Simply great! Colombard is perfect for picnics and patios

COLOMBAR is not considered to be one of the so-called noble grape varieties, but man can it make for a good drink. Few would argue that it could rival fine Chardonnay and Chenin for complexity and class, but it can be a delightful white wine when originating from healthy vineyards and entrusted to a winemaker willing and able to coax the best from it.
Generally speaking, Colombar – or Colombard with a ‘d’ as the French and a few of the South African producers prefer to spell it – is quaffing stuff, particularly well suited to being enjoyed well chilled and served outdoors on a sunny day. In years past, the name of the variety was seldom included in the name of the wines made from it, and it was often used together with other varieties as a component for simple white blends.
Andre Bruwer of Bon Courage Estate between Robertson and Bonnievale was one of the first winemakers to proudly state ‘Colombard’ on a wine label and today Jacques Bruwer – who took over the winemaking from his pa quite a while back – makes one of the country’s top examples. The Nuy Winery outside Worcester produces a dry as well as a semi-sweet Colombar, both priced at only R30 a bottle, whereas the off-dry Bon Courage Andre’s Fame Colombard another good-value white at just R32pb – very fruity and, with the recently-released 2012, also characterised by a hint of petillance. “Lively,” as the cellarmaster puts it.

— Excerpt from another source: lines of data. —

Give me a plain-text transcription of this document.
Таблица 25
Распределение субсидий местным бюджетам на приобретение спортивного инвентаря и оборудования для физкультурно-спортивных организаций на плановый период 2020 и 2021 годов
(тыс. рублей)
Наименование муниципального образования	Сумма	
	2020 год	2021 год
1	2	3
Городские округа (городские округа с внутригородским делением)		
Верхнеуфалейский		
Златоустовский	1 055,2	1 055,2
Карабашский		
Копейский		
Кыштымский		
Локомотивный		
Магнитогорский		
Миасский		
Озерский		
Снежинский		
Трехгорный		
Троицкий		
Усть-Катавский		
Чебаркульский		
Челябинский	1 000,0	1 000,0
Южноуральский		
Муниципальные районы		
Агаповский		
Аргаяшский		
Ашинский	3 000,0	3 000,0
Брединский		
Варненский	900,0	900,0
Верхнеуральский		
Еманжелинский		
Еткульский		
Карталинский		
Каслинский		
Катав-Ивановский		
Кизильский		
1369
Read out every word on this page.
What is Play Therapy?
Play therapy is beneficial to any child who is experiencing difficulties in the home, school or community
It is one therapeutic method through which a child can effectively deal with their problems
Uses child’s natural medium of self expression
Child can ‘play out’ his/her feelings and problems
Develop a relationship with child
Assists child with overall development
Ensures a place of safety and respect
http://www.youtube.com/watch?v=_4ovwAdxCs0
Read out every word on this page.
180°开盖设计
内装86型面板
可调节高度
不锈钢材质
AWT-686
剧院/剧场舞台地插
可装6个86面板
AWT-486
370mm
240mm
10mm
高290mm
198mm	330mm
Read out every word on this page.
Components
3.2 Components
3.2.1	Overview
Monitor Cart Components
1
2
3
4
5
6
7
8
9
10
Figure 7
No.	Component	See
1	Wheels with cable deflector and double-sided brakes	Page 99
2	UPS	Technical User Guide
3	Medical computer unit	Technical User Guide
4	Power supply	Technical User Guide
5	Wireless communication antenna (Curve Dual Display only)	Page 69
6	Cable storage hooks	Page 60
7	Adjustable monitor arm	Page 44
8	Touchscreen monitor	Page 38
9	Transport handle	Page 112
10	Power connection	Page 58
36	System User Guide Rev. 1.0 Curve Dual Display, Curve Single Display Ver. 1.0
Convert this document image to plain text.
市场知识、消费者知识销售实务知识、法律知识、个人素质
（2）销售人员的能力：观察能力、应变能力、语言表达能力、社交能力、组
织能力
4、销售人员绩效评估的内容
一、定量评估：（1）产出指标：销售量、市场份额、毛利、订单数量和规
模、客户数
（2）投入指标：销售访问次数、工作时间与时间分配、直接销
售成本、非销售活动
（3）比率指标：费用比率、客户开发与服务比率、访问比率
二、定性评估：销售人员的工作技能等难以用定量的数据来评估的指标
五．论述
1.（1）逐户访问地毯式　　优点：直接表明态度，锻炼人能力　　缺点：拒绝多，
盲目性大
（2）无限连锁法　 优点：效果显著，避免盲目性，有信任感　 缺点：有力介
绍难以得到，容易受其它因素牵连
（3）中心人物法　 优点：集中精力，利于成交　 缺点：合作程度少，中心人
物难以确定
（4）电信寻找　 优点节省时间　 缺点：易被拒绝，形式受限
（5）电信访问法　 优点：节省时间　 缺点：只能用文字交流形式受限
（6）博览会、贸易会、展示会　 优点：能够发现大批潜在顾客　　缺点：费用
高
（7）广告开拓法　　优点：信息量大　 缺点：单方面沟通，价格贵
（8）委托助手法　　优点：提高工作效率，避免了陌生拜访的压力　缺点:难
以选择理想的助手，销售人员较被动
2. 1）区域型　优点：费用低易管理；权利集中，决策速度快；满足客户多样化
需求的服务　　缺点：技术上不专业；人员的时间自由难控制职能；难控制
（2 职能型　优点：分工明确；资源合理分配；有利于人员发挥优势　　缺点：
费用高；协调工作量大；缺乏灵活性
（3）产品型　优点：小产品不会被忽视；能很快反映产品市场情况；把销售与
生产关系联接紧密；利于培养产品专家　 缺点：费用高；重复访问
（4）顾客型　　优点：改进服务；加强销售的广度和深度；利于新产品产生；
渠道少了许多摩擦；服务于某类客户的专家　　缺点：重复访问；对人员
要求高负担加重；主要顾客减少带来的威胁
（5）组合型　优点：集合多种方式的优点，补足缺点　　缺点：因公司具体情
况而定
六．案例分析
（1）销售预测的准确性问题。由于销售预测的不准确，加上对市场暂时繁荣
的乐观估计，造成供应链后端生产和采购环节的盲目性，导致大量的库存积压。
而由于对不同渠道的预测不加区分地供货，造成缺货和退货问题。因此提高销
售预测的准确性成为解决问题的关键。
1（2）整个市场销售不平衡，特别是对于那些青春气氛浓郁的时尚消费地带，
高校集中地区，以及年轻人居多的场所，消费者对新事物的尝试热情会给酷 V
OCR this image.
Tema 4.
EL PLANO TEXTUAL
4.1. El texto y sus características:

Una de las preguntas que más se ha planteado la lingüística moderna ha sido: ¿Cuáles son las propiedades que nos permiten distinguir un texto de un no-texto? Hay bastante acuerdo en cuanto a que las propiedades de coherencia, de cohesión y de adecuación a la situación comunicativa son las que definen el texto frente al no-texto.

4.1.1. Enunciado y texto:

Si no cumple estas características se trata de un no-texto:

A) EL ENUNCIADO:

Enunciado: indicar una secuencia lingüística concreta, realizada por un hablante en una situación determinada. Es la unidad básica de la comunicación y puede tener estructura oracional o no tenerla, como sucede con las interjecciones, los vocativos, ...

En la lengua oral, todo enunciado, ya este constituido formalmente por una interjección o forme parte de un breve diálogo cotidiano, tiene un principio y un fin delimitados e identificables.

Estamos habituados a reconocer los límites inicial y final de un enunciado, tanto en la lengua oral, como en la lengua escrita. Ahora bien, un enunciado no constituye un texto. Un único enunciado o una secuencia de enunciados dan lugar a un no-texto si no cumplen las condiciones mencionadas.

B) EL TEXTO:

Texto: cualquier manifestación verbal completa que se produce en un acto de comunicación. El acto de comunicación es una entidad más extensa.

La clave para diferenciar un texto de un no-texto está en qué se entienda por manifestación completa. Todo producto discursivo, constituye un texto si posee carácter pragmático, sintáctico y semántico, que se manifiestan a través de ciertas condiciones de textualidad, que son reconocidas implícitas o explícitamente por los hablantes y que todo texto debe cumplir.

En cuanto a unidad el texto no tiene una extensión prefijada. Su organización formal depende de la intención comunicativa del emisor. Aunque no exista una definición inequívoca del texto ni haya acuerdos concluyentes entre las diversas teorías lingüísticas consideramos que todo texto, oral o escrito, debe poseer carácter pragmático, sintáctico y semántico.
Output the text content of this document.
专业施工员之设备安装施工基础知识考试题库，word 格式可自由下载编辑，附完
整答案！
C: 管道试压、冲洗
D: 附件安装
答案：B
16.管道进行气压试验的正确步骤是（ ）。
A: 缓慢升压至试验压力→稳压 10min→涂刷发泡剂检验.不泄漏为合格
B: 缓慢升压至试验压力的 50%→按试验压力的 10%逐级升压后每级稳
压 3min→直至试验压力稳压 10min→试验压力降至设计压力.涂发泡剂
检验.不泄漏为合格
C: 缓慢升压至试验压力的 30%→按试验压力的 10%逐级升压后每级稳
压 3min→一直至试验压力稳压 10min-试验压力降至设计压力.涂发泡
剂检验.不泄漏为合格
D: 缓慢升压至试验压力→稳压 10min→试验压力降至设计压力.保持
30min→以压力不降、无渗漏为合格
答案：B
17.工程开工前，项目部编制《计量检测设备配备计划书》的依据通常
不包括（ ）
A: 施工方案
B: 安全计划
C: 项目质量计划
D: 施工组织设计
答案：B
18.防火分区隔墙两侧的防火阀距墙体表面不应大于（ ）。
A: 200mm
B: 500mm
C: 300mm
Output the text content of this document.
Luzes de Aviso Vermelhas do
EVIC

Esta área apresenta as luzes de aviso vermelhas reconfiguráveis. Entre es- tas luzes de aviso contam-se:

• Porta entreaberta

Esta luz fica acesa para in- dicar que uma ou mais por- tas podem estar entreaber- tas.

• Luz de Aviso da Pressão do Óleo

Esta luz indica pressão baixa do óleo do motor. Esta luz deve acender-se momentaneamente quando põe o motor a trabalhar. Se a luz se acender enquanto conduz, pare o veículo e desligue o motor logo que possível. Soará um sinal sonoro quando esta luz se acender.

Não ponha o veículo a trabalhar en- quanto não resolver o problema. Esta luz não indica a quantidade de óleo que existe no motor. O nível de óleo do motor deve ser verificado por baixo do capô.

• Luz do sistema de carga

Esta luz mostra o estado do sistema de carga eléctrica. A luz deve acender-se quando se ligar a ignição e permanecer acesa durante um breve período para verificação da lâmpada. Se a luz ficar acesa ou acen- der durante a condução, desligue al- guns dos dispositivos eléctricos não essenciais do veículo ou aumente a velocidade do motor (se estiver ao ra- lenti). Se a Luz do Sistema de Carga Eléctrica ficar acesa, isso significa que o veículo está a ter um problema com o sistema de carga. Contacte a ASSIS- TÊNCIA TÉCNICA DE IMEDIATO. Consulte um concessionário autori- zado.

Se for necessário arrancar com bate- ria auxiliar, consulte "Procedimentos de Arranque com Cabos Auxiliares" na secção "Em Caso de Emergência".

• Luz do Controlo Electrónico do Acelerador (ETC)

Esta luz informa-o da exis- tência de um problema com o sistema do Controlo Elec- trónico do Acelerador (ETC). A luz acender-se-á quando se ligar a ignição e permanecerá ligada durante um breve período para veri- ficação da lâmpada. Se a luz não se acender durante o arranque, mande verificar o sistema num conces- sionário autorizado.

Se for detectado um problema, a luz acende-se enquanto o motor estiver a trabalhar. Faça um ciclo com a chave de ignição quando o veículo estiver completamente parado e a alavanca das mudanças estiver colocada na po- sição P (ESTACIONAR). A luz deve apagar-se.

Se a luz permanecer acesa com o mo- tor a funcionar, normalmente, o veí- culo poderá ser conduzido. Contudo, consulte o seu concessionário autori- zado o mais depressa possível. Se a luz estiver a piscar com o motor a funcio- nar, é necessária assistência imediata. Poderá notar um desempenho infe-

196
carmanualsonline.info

According to Jacques Bruwer, the 2012 Andre’s Fame exhibits fresh, exuberant aromas and an invigorating palate. “The concentrated guava and pineapple fruitiness on the nose spills over onto the palate… Full of flavour, yet light and lively… A lovely patio wine – best consumed in its youth… Lingering fruity after-taste… Ideal with seafood and lightly spiced meats.”

The 2011 vintage of this niche wine from Bon Courage still makes for good drinking, but when compared with the 2012 it’s proof that by and large SA Colombar should be consumed in the year that it was made.